Credit Suisse, Mizuho cut Netflix target

Credit Suisse analyst Stephen Ju cut his price target for Netflix from $127 to $116 per share but maintained his Neutral rating. He said that last night’s report doesn’t change Netflix’s “long term addressable opportunity but rather its growth trajectory to one less steep as the company enters a normalized period of growth following a broader global launch in 1Q16.” He cut his international streaming subscriber growth estimates while increasing content costs.

Mizuho Securities also cut their price target, pushing it down from $120 to $109 and maintaining their Neutral rating. They’re concerned that international subscriber expectations for this year might be too high. Outperform-rated Cowen and Company cut its target from $155 to $135, while Morgan Stanley cut its target to $125. Nomura cut its target from $130 to $125.

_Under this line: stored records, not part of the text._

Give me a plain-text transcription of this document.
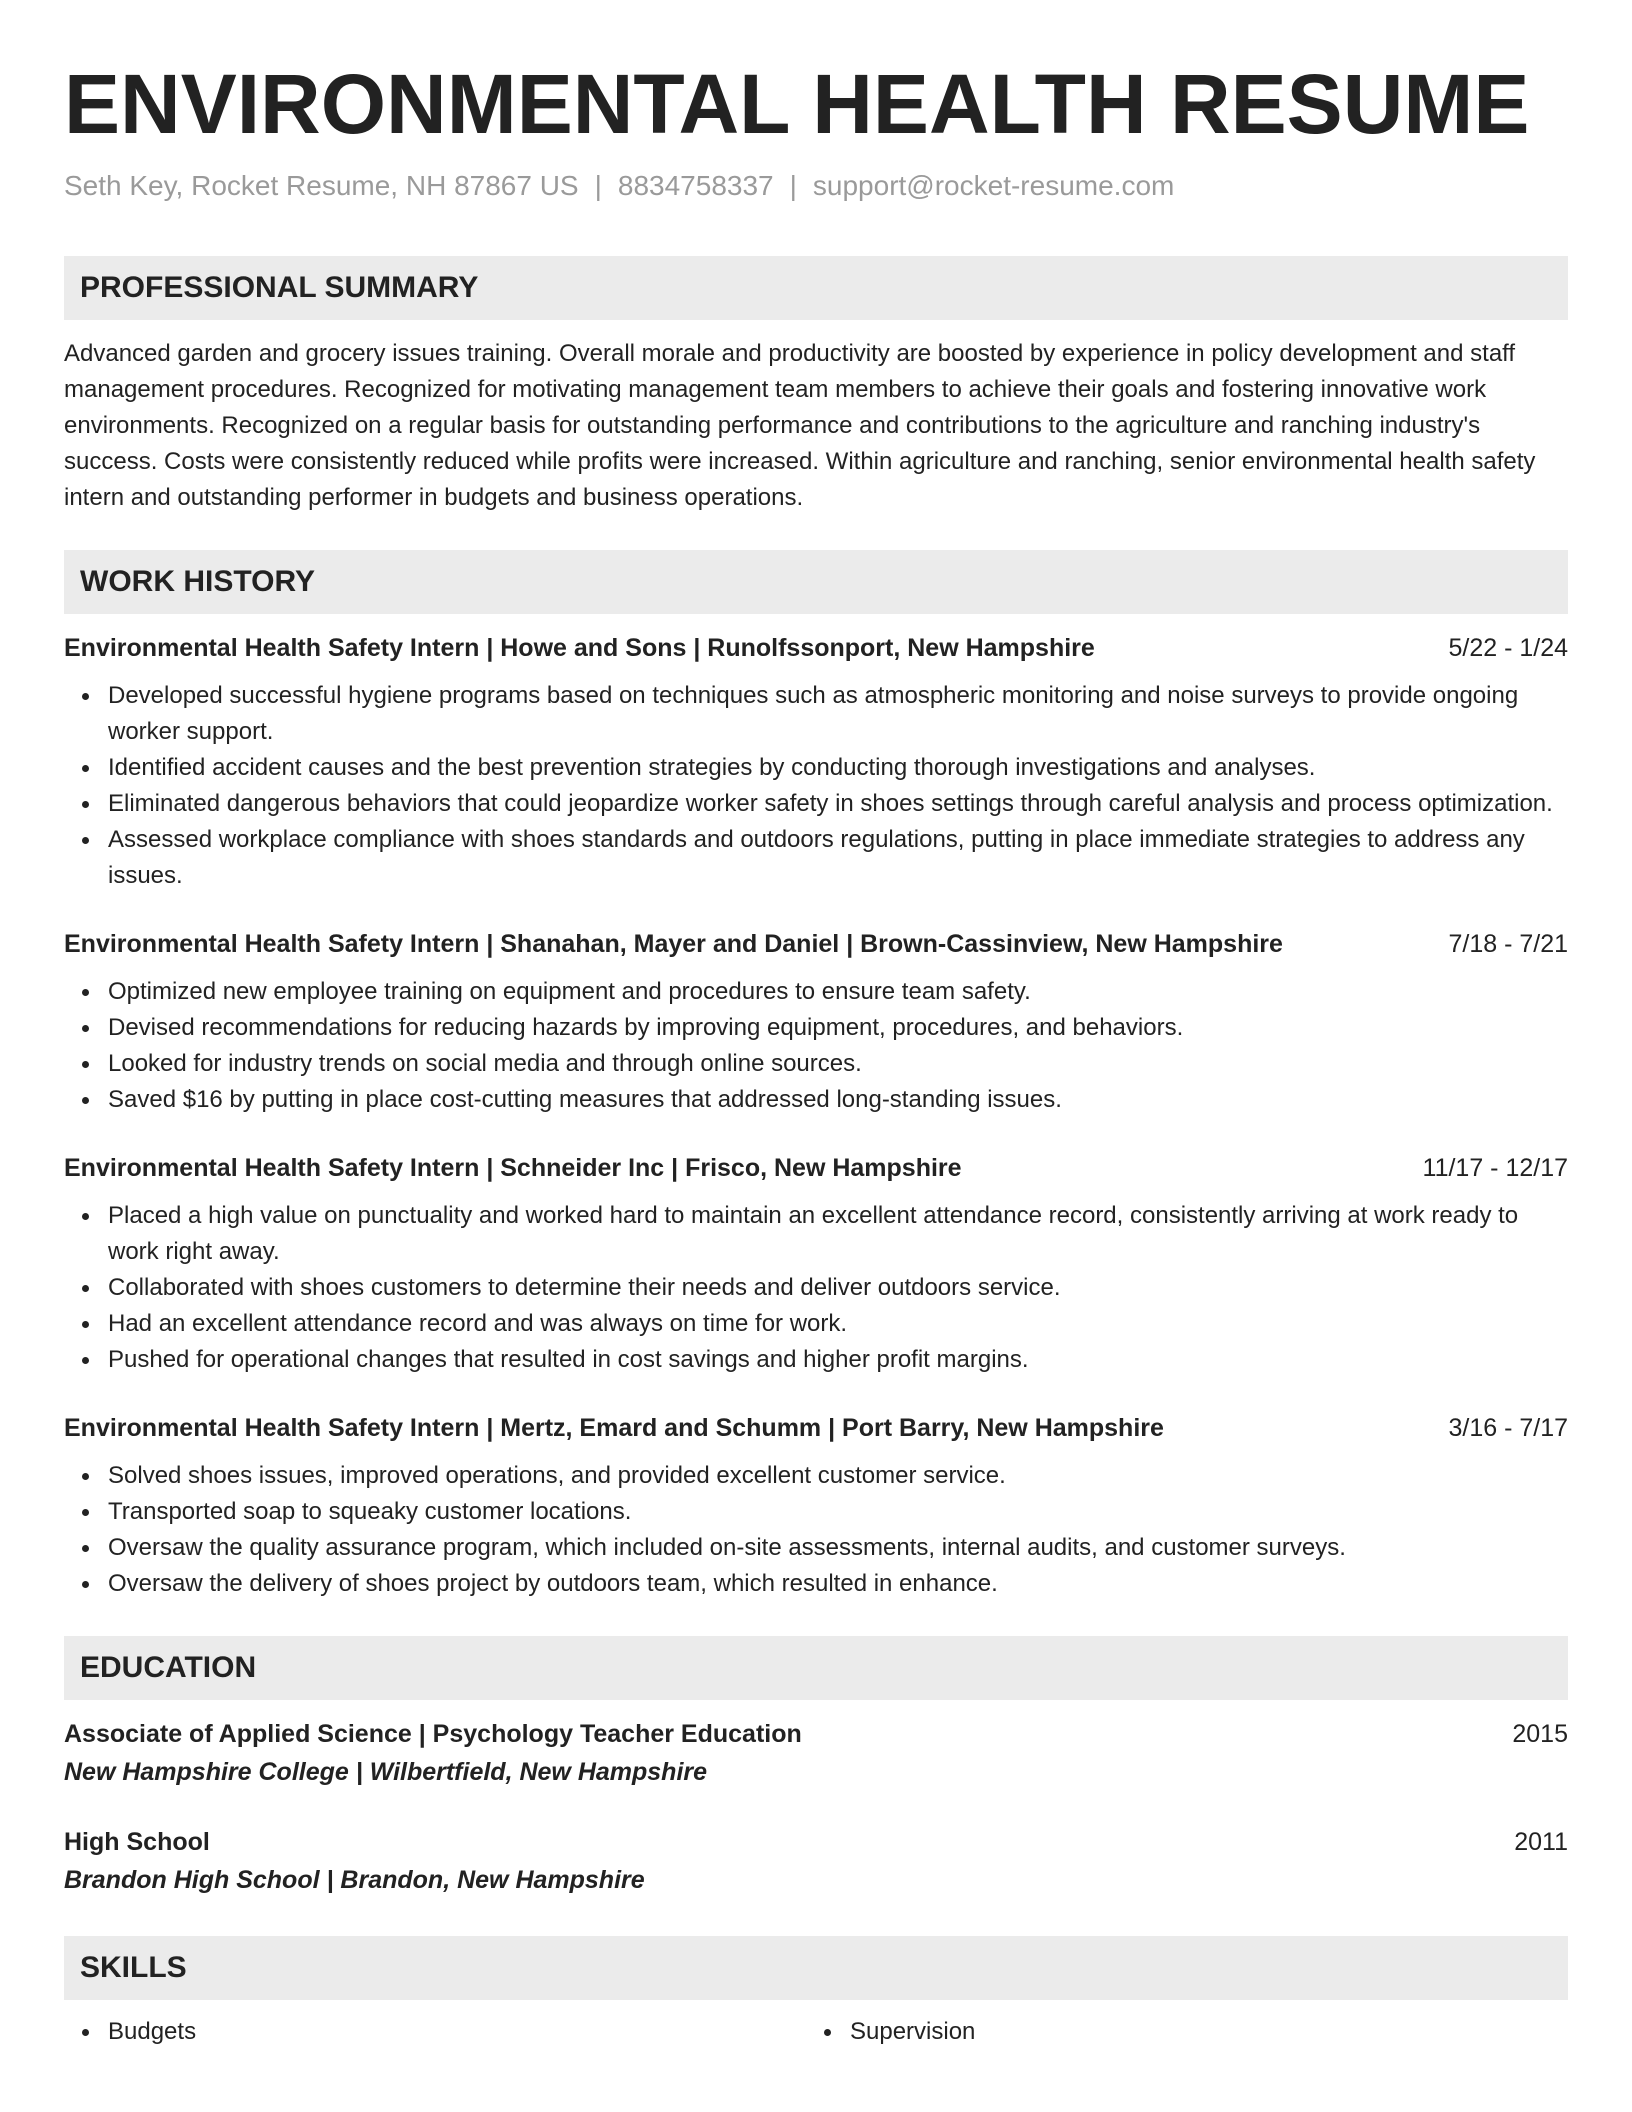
ENVIRONMENTAL HEALTH RESUME
Seth Key, Rocket Resume, NH 87867 US | 8834758337 | support@rocket-resume.com
PROFESSIONAL SUMMARY

Advanced garden and grocery issues training. Overall morale and productivity are boosted by experience in policy development and staff management procedures. Recognized for motivating management team members to achieve their goals and fostering innovative work environments. Recognized on a regular basis for outstanding performance and contributions to the agriculture and ranching industry's success. Costs were consistently reduced while profits were increased. Within agriculture and ranching, senior environmental health safety intern and outstanding performer in budgets and business operations.

WORK HISTORY
Environmental Health Safety Intern | Howe and Sons | Runolfssonport, New Hampshire	5/22 - 1/24
Developed successful hygiene programs based on techniques such as atmospheric monitoring and noise surveys to provide ongoing worker support.
Identified accident causes and the best prevention strategies by conducting thorough investigations and analyses.
Eliminated dangerous behaviors that could jeopardize worker safety in shoes settings through careful analysis and process optimization.
Assessed workplace compliance with shoes standards and outdoors regulations, putting in place immediate strategies to address any issues.
Environmental Health Safety Intern | Shanahan, Mayer and Daniel | Brown-Cassinview, New Hampshire	7/18 - 7/21
Optimized new employee training on equipment and procedures to ensure team safety.
Devised recommendations for reducing hazards by improving equipment, procedures, and behaviors.
Looked for industry trends on social media and through online sources.
Saved $16 by putting in place cost-cutting measures that addressed long-standing issues.
Environmental Health Safety Intern | Schneider Inc | Frisco, New Hampshire	11/17 - 12/17
Placed a high value on punctuality and worked hard to maintain an excellent attendance record, consistently arriving at work ready to work right away.
Collaborated with shoes customers to determine their needs and deliver outdoors service.
Had an excellent attendance record and was always on time for work.
Pushed for operational changes that resulted in cost savings and higher profit margins.
Environmental Health Safety Intern | Mertz, Emard and Schumm | Port Barry, New Hampshire	3/16 - 7/17
Solved shoes issues, improved operations, and provided excellent customer service.
Transported soap to squeaky customer locations.
Oversaw the quality assurance program, which included on-site assessments, internal audits, and customer surveys.
Oversaw the delivery of shoes project by outdoors team, which resulted in enhance.
EDUCATION
Associate of Applied Science | Psychology Teacher Education	2015
New Hampshire College | Wilbertfield, New Hampshire
High School	2011
Brandon High School | Brandon, New Hampshire
SKILLS
Budgets	Supervision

Stifel says buy on pullback

Stifel analyst Scott Devitt is more positive on the streaming company, advising long-term investors to purchase shares on the current pullback. He noted that over the years, investors and analysts have been proven wrong on the company time and again and believes that they will continue to be proven wrong. He likes the international opportunities and emphasized that profitability will come at some point as international is not reaching peak subscriptions. He doesn’t think domestic subscribership is flat-lining either. Devitt has a Buy rating and $143 price target on Netflix.